Oracle Data Guard is used to create and maintain up to nine standby copies of a production database, to assist with disaster recovery and data corruption. This is called a Data Guard configuration. The standby databases can be on the same machine as the production database, or spread over remote data centres, as long as they can communicate with the production database.
The standby databases are initially created from an RMAN backup and are then kept identical to production by transmitting redo log data from the primary database and then applying the logs to each standby database. This is called a transactionally consistent copy, and is better than disk mirroring because the redo logs are created from database changes while they are still in memory, so if any data gets corrupted when it is copied to disk at the primary, this is not mirrored to the standby databases. Oracle itself ensures that data is logically and physically consistent before it is applied to a standby database.
If you need to take the production database down, or if you get an unplanned outage, Data Guard can switch the production workload to any standby database, so minimising downtime. If you are upgrading software, you can also use standby databases to roll out the upgrades, so proving them in a non-production environment before applying them to production.
Any of these databases, production or standby, can be a single-instance Oracle database or an Oracle RAC database.
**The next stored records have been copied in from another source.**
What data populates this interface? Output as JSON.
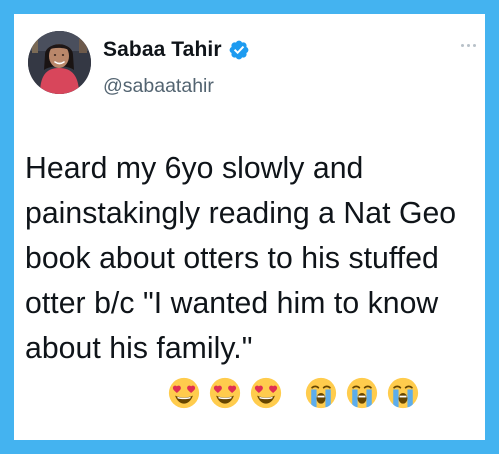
{
  "tweet": {
    "author": {
      "display_name": "Sabaa Tahir",
      "handle": "@sabaatahir",
      "verified": true,
      "avatar_icon": "author-avatar"
    },
    "text": "Heard my 6yo slowly and painstakingly reading a Nat Geo book about otters to his stuffed otter b/c \"I wanted him to know about his family.\"",
    "emojis": [
      "heart-eyes",
      "heart-eyes",
      "heart-eyes",
      "loudly-crying",
      "loudly-crying",
      "loudly-crying"
    ],
    "more_icon": "more-options-icon"
  },
  "colors": {
    "frame_background": "#44b3f0",
    "card_background": "#ffffff",
    "text_primary": "#0f1419",
    "text_secondary": "#536471",
    "verified_badge": "#1d9bf0"
  }
}
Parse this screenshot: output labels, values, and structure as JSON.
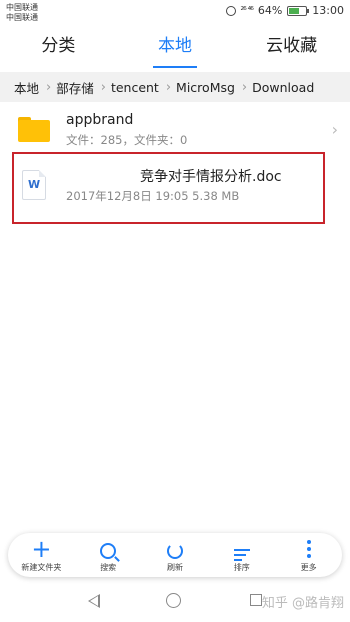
{
  "status_bar": {
    "carrier1": "中国联通",
    "carrier2": "中国联通",
    "signal": "²⁶ ⁴⁶",
    "battery": "64%",
    "battery_level": 0.64,
    "time": "13:00"
  },
  "tabs": [
    {
      "label": "分类",
      "active": false
    },
    {
      "label": "本地",
      "active": true
    },
    {
      "label": "云收藏",
      "active": false
    }
  ],
  "breadcrumb": [
    "本地",
    "部存储",
    "tencent",
    "MicroMsg",
    "Download"
  ],
  "files": [
    {
      "name": "appbrand",
      "meta": "文件：285，文件夹：0",
      "type": "folder"
    },
    {
      "name": "竞争对手情报分析.doc",
      "meta": "2017年12月8日 19:05 5.38 MB",
      "type": "word"
    }
  ],
  "toolbar": [
    {
      "label": "新建文件夹",
      "icon": "plus-icon"
    },
    {
      "label": "搜索",
      "icon": "search-icon"
    },
    {
      "label": "刷新",
      "icon": "refresh-icon"
    },
    {
      "label": "排序",
      "icon": "sort-icon"
    },
    {
      "label": "更多",
      "icon": "more-icon"
    }
  ],
  "watermark": "知乎 @路肯翔",
  "colors": {
    "accent": "#1e7ef7",
    "highlight": "#c8242b",
    "folder": "#ffc107"
  }
}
A standby database can be either a physical standby database or a logical standby database. A physical standby database is identical to the primary database on a block-for-block basis. A logical standby database is logically the same as the production database, but the physical organization and structure of the data can be different and it is more flexible as it can be used for reporting, and database upgrades, as well as providing protection from production failures.
Oracle Data Guard has three different types of protection mode, depending on whether data protection, data availability or application performance is most important to you.
Maximum protection mode ensures that no data loss will occur if the primary database fails. The redo data needed to recover each transaction must be written to both the local online redo log and to the standby redo log on at least one standby database before the transaction commits and if it cannot be written to at least one standby log the production database shuts down.
Maximum availability mode is identical to maximum protection mode, except that the primary database does not shut down if it cannot write to a standby redo log. Instead, the primary database switches to maximum performance mode until the problem is resolved.
Sometimes during a problem the redo log data will not be delivered in the right time sequence. In this case, gaps will appear in the redo data, and the redo logs cannot be applied until all those gaps are resolved. This is sorted out automatically by Data Guard, and once the data arrives and the gaps are resolved, Data Guard will automatically put the primary database back into maximum availability mode. In this mode, there will be no data loss if the primary database fails, provided a complete set of redo data has been sent to at least one standby database.
The default mode is Maximum Performance, and this prioritises performance over data protection. However if your network has enough bandwidth so the redo data can be transmitted without problems, then data protection should not be an issue. A transaction is committed as soon as the redo data needed to recover that transaction is written to the primary database online redo log. The redo data stream is written asynchronously to at least one standby database, so there is no guarantee that the standby databases are exact copies of production.Oracle Data Guard Multi-Instance Redo Apply Works with the In-Memory Column Store
You can find some general RMAN information in the RMAN section.
Data Guard provides consistent copies of a production database, so it is possible to use those copies for backup purposes. However because a logical standby database is not a block-for-block copy of the primary database, you cannot use a logical standby database to back up the primary database (but you can backup from a physical standby database).
An RMAN recovery catalog is required in a Data Guard environment to track all the various database backups. Only the primary database is explicitly registered to the RMAN catalog and RMAN will automatically register any physical standby databases if they are connected as targets.
Every database in a Data Guard configuration has a DB_UNIQUE_NAME and the recovery catalog uses this to record which physical files and backups are associated with each database. Backups are associated with the database that created them.
With Data Guard, it is possible to back up a tablespace on a physical standby database and restore and recover it on the primary database. Similarly, you can back up a tablespace on a primary database and restore and recover it on a physical standby database.
If you backup a database to disk, then Data Guard does not make this backup available to any other database for restores. This is because the databases in a Data Guard configuration can be in different sites, and the disks may not be accessible to another site. If a backup goes to tape, then that backup is accessible by all the databases in the configuration.
However, if you need to restore a production database from a standby disk backup, it is possible to FTP the backup to the production site then catalog the backup to the production database.
The database control files are interchangeable. For example, you can restore a standby control file to a primary database. This means that it is possible to just back up control files and archived logs from the standby system and so minimise any performance impact on production.
However please note that Oracle best practice is to take backups of all control files and databases at both the primary and the standby databases as this gives maximum protection from failure and obviates the need to reconfigure backups if you failover between sites.
The backups use the standard Oracle TDPO/RMAN configuration, but it must be possible to backup and recover the database from either the primary or the standbye. To achieve this, you need two different TSM clients defined, one for the primary and one for the standby database, and assuming the primary and standby databases are on separate servers, you need two tdpo.opt files, one on each server. Then for a Unix/Linux implementation you need two dsm.opt files, one for each client and two corresponding stanzas within your dsm.sys file.